Sweet and Tangy Salami Tarts
Serves: 24-30 mini tarts
  • 1 (7 oz) salami, finely diced
  • ¾ cup duck sauce
  • 1 Tablespoon soy sauce
  • 1 Tablespoon vinegar (I used rice vinegar)
  • 1 teaspoon salt
  • 1 teaspoon garlic powder
  • 1 teaspoon onion powder
  • 1 teaspoon hot sauce
  • 24-30 (approximately) round savory Best Select Tarts
  • Best Select sesame seeds, for sprinkling
  1. Preheat oven to 375. Line a baking sheet with parchment paper and set aside.
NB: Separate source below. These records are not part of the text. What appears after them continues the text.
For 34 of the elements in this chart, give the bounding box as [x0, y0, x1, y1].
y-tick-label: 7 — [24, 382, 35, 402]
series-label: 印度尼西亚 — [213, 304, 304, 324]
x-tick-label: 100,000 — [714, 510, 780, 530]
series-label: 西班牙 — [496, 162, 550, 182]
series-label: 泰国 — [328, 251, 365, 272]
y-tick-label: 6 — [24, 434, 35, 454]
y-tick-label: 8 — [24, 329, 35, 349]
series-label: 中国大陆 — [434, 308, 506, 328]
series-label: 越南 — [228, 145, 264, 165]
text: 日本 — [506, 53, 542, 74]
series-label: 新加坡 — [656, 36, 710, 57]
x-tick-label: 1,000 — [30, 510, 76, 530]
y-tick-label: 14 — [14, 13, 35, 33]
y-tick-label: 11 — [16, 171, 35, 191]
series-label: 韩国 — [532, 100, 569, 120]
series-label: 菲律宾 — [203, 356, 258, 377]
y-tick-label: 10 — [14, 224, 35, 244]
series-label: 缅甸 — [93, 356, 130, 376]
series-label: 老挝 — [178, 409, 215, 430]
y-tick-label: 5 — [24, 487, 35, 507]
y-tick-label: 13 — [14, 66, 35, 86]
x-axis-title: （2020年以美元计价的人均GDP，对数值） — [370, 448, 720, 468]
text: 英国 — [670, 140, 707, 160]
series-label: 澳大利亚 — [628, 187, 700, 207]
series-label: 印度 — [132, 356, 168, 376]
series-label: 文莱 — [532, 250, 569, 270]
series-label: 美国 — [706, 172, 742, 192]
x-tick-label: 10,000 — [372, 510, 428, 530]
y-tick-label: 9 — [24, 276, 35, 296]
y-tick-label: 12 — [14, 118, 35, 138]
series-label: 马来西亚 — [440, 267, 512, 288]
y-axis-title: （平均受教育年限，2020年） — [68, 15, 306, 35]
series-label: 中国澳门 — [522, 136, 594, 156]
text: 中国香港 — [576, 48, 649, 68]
  2. In a medium bowl, combine salami, duck sauce, soy sauce, vinegar, salt, garlic powder, onion powder and hot sauce. Stir until evenly coated.
  3. Fill tart shells until slightly overflowing. Sprinkle with sesame seeds and place on prepared baking sheet. Repeat with remaining shells and filling. (Any leftover filling can be frozen for future use or baked in a small baking dish or ramekin.)
  4. Bake for 15 minutes, until the tops are crispy and caramelized.
Plan Ahead:
  1. These tarts can be frozen in an airtight container. Reheat in a single layer, uncovered, until heated through.